The show intersects with the broader war effort via Foyle’s son, who is an RAF pilot involved in the Battle of Britain (Credit: Shutterstock)
My favourite episode, Fifty Ships, covers the desperate yet covert manoeuvres involved in trying to get the US to join the war. Here, even Foyle is not powerful enough to head off the sudden intervention of the powers-that-be in Military Intelligence. The killer, due to his influential standing in opinion-forming US circles, goes free. Well, sort of.
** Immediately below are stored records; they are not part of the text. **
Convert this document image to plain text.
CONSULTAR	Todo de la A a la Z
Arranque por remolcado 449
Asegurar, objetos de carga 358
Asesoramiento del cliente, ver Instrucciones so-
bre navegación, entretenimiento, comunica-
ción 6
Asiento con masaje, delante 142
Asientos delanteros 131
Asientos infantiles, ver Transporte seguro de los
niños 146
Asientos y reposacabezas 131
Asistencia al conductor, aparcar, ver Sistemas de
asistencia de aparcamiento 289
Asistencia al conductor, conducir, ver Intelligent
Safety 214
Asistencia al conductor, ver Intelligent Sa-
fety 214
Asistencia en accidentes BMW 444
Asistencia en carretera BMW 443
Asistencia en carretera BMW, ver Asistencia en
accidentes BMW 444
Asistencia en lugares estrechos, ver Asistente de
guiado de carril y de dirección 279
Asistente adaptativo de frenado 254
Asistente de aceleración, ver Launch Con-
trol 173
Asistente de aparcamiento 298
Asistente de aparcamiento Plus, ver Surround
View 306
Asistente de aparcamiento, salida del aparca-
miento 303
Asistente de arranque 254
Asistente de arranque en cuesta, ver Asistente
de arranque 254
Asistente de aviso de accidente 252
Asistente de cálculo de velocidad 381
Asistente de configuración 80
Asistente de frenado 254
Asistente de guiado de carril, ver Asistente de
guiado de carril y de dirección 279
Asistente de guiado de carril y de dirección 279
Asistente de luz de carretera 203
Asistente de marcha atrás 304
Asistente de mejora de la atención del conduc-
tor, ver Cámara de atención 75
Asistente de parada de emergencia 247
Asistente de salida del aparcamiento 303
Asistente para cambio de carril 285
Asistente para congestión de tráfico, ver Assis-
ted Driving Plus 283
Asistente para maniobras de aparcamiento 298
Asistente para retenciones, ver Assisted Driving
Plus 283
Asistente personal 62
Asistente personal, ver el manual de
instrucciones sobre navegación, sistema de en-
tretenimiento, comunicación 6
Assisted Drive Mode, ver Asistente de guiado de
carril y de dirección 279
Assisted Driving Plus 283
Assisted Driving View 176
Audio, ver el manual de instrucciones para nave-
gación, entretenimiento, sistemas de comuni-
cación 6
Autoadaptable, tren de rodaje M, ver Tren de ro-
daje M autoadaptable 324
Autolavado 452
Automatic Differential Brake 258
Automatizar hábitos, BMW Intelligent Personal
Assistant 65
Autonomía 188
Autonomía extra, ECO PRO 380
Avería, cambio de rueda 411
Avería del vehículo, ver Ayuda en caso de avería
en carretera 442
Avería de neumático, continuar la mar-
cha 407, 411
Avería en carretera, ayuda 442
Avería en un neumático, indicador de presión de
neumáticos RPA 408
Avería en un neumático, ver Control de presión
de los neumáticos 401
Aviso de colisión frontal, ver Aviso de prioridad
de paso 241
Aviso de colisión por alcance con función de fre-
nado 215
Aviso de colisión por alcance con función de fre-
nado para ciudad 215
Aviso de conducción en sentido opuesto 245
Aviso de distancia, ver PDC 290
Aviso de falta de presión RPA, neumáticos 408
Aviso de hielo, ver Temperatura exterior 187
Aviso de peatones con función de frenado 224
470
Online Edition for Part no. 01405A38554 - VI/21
In a climactic exchange on the tarmac, Foyle, without ever raising his voice, delivers an epitaph so stinging the perpetrator must have been nursing his injury all the way back across the Atlantic: “No war has lasted forever and neither will this… It will end, and when it does you will still be a thief, a liar and a murderer and I will not have forgotten, and wherever you are I will find you. You are not escaping justice, merely postponing it”. Take that, Sir, and have a nice flight.
There are, of course, multiple other pleasures to be found in the generous ration of a 90-minute episode. There is the opportunity to get a sense of domestic life and of working life in a variety of locales. There’s the chance to spot a host of famous faces – David Tennant, James McAvoy, Rosamund Pike and Emily Blunt, to name but a few – in early supporting roles. Finally – and plot spoiler alert – there is the opportunity to marvel at how Foyle manages to keep hidden for the duration of the war the not unsalient fact that he can indeed drive. There are also, I am certain, many additional delights, which I have no doubt I shall uncover upon my fourth series viewing.
Foyle’s War is available to watch on ITV Hub in the UK and Amazon Prime/Acorn TV in the US.